Configuration interface for customizing tool return results

Step 5: Publish the Composite Model and Connect to Cloud Code

After completing all configurations, publish the composite model. 1FlowBase will generate a callable API endpoint. Configure this API in Cloud Code, and from then on, when users input images, requests will automatically flow through the multimodal pipeline you just configured.

Architecture Advantages and Use Case Analysis

Flexibility Through Modular Design

The biggest highlight of this approach is its modularity and replaceability. The text model and vision model are decoupled — if a stronger vision model emerges in the future, you only need to swap out the tool node in 1FlowBase without redesigning the entire workflow. Similarly, if DeepSeek natively supports multimodal capabilities in the future, you can easily switch over. This design philosophy aligns with the "Separation of Concerns" principle in software engineering — each component handles a single responsibility and communicates through standardized interfaces, achieving a system architecture with high cohesion and low coupling.

Conditional Triggering Reduces Invocation Costs

The pre-interception mechanism is a commendable design choice. The vision tool is only triggered when the request contains an image; pure text requests go directly to DeepSeek without incurring additional latency or cost. This on-demand invocation strategy is extremely important in real production environments.

Typical Use Cases

This Fusion multimodal approach is particularly well-suited for:

Projects already using DeepSeek V4 that need to temporarily add image understanding capabilities
Developers who want to flexibly combine different model capabilities
Users doing AI-assisted development through tools like Cloud Code who need multimodal input support

Conclusion: Capability Orchestration Over All-in-One Models

Through 1FlowBase's orchestration capabilities, we can combine DeepSeek V4's powerful text reasoning with MIMO 2.5's visual understanding into a unified multimodal endpoint.
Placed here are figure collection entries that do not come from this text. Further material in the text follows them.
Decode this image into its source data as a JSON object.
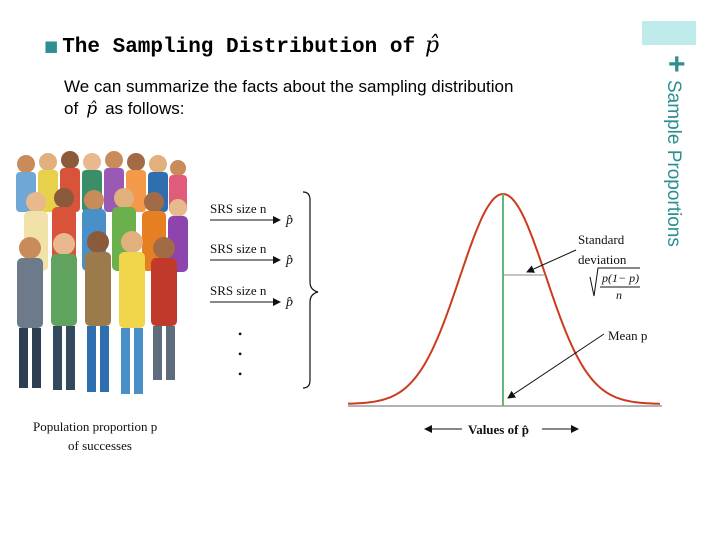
{
  "slide": {
    "bullet": "■",
    "title_prefix": "The Sampling Distribution of",
    "title_symbol": "p̂",
    "side_title": "Sample Proportions",
    "plus_mark": "+",
    "intro_line1": "We can summarize the facts about the sampling distribution",
    "intro_line2_prefix": "of",
    "intro_symbol": "p̂",
    "intro_line2_suffix": "as follows:",
    "accent_color": "#bfeceb",
    "side_color": "#2d8f8f"
  },
  "figure": {
    "samples": [
      {
        "label": "SRS size n",
        "result": "p̂"
      },
      {
        "label": "SRS size n",
        "result": "p̂"
      },
      {
        "label": "SRS size n",
        "result": "p̂"
      }
    ],
    "ellipsis": "•",
    "population_label_line1": "Population proportion p",
    "population_label_line2": "of successes",
    "sd_label_line1": "Standard",
    "sd_label_line2": "deviation",
    "sd_formula_num": "p(1− p)",
    "sd_formula_den": "n",
    "mean_label": "Mean p",
    "axis_label": "Values of p̂",
    "curve_color": "#cc3b1f",
    "mean_line_color": "#5fb878"
  }
}
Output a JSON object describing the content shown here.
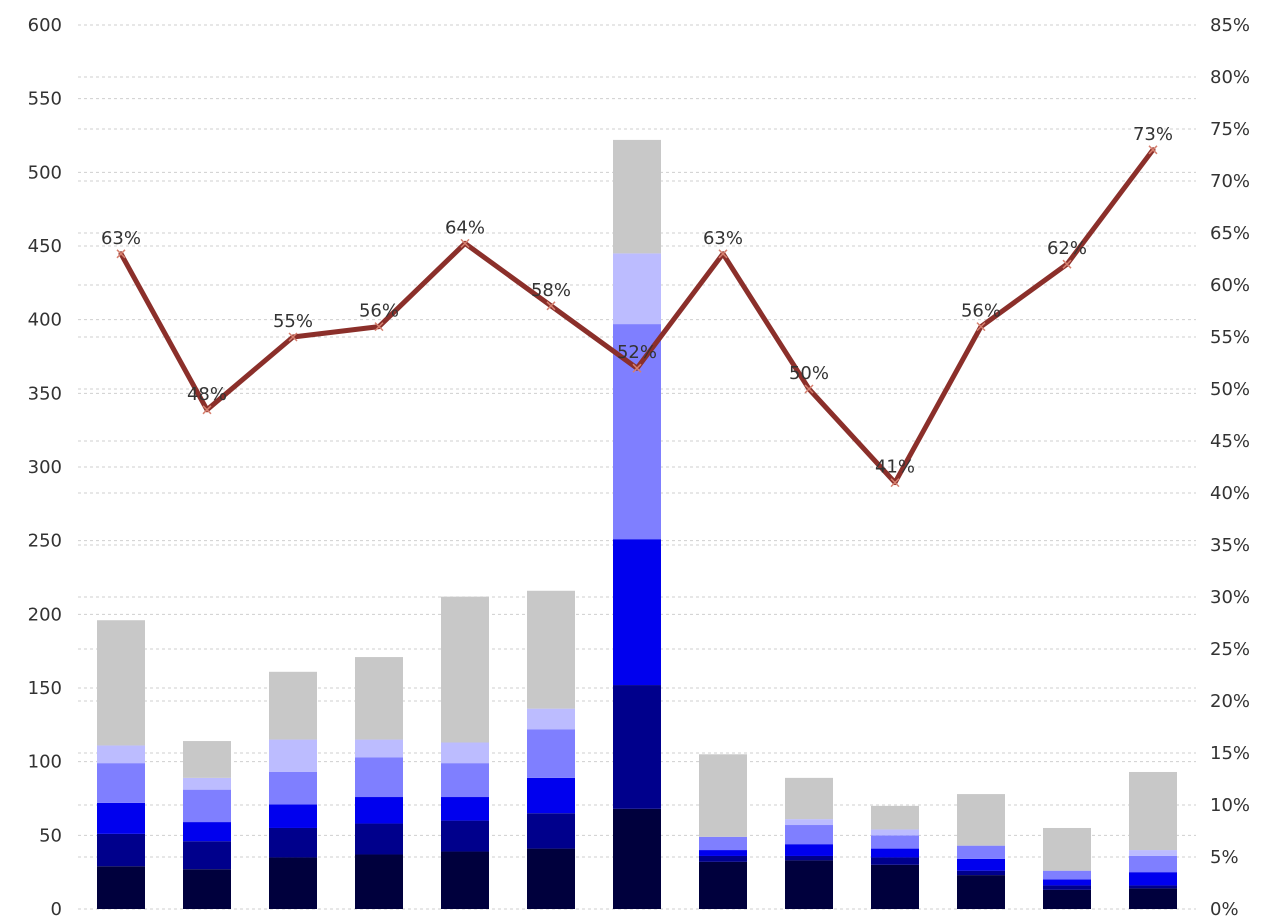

The core of the entire solution lies in the tool mounting mechanism — allowing the text model to automatically call the vision tool when needed, obtain image descriptions, and then continue completing reasoning tasks.

This "armor up your model" approach is essentially a paradigm of capability orchestration. It doesn't rely on any single model being all-powerful; instead, through thoughtful architecture design, it lets each model play to its strengths. This philosophy has a broad foundation in industry practice — from early LangChain Agents to OpenAI's Function Calling ecosystem, to the rise of various AI orchestration platforms, "composition over omnipotence" is becoming the mainstream paradigm in AI application development. For developers who value flexibility and controllability, this is an approach well worth trying.